– Все, чего я у вас прошу, – это положительную характеристику, – сказала она жестко, освобождая руки.

На вытянутом лице Герберта застыло напряжение. Его глаза предвещали бурю.

– Нет, Кларри, – проговорил он сквозь зубы.

– Нет? – переспросила она, вновь вскипая. – Почему нет? Хоть это вы могли бы сделать, сэр.

– Потому что я не хочу, чтобы вы от меня уходили! – крикнул Герберт.

Кларри уставилась на него, ничего не понимая.

– Вы не хотите этого?

– Нет! Я хочу, чтобы вы остались. Чтобы вы остались вместе со своей сестрой, – сказал он, волнуясь.

– Но, сэр, вы же говорили мистеру Берти…

– Забудьте о том, что я ему говорил, – резко оборвал он ее. – И послушайте не перебивая, что я вам скажу.

У Кларри пересохло в горле. Похоже, она его рассердила. Она испортила их отношения, откровенно высказавшись, в то время как ей вообще не следовало ничего говорить. Видимо, он не собирался отдавать ее Вэрити.

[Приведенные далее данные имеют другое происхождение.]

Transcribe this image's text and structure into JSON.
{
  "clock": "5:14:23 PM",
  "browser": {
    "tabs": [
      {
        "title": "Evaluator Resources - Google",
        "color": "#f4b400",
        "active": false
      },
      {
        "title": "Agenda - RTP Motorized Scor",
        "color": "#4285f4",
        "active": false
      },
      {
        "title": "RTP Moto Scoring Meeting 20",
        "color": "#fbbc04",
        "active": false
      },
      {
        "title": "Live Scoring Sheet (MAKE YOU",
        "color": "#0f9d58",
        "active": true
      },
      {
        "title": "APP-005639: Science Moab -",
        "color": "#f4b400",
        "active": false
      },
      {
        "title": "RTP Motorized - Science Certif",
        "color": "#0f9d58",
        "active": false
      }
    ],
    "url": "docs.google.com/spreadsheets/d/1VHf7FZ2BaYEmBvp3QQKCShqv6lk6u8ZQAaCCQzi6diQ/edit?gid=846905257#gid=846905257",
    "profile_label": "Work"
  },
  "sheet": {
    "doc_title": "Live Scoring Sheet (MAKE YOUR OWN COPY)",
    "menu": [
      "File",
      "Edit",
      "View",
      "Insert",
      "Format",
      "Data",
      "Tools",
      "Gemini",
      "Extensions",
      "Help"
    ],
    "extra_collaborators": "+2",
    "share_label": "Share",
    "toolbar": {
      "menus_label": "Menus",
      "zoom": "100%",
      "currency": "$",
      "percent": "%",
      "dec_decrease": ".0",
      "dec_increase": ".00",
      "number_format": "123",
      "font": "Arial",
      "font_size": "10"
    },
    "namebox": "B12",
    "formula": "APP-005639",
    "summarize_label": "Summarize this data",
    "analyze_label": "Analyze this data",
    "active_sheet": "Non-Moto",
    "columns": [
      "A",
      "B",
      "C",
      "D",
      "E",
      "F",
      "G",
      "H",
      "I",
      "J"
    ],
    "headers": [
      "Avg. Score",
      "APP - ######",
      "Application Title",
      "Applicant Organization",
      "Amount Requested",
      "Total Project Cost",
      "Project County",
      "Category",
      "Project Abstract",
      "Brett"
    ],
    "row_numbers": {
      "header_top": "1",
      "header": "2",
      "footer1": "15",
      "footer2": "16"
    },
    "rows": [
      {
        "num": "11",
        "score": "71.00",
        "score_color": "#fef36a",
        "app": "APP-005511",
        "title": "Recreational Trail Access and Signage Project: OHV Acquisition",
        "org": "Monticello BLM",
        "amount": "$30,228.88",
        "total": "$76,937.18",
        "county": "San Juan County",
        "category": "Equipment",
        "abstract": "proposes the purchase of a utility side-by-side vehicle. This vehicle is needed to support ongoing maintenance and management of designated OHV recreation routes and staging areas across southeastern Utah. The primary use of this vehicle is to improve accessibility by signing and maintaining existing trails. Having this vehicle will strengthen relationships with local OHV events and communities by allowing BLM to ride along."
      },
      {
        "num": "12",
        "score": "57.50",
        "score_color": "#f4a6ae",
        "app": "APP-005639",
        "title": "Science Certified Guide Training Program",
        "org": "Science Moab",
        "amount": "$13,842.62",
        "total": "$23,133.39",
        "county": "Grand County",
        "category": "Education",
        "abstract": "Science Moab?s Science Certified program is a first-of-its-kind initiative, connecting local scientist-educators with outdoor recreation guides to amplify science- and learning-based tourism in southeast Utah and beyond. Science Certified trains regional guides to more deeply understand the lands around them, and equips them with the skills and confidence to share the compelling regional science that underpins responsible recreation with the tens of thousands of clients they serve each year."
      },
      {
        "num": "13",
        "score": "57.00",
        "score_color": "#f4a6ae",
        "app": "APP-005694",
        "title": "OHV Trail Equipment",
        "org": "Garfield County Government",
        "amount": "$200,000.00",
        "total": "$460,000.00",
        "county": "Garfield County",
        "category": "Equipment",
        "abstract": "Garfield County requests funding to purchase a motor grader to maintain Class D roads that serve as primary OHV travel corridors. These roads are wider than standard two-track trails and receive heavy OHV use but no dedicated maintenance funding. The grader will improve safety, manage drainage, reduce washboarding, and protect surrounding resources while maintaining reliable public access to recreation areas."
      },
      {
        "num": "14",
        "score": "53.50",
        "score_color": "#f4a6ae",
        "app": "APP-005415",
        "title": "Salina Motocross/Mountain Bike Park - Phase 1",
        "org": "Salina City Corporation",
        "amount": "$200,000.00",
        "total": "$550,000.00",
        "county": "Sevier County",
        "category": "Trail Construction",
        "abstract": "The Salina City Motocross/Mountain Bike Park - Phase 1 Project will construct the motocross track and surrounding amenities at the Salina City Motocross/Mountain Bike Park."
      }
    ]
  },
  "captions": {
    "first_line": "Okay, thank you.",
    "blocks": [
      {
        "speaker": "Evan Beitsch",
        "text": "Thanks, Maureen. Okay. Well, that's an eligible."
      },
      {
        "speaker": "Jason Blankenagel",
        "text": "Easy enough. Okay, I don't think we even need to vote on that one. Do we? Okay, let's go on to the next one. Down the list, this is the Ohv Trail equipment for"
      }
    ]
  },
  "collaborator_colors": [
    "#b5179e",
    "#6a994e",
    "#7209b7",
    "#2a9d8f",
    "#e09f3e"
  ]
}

Кларри видела на виске у Герберта пульсирующую жилку. Он пытался взять себя в руки.

– Я размышлял над тем, чтобы предоставить вам возможность работать у моего сына. Вы молоды. У них в доме, безусловно, веселее. Ваше положение там было бы более престижным. Все это я принял во внимание, имея целью ваше благополучие.

– Благодарю вас, сэр, но…

Он поднял руку, давая ей знак замолчать.

– Но у меня есть еще одна причина, чтобы отослать вас от себя.

Герберт вперил в нее строгий, проницательный взгляд. Кларри похолодела. Она вдруг подумала о том, что Герберту каким-то образом стало известно о ее встрече с Уэсли в парке, что до его ушей дошли порочащие ее слухи.

– Дело в том, – произнес он, – что я к вам слишком привязался. Гораздо сильнее, чем это уместно между хозяином и его экономкой.

Кларри уставилась на него, не уверенная в том, что правильно его поняла.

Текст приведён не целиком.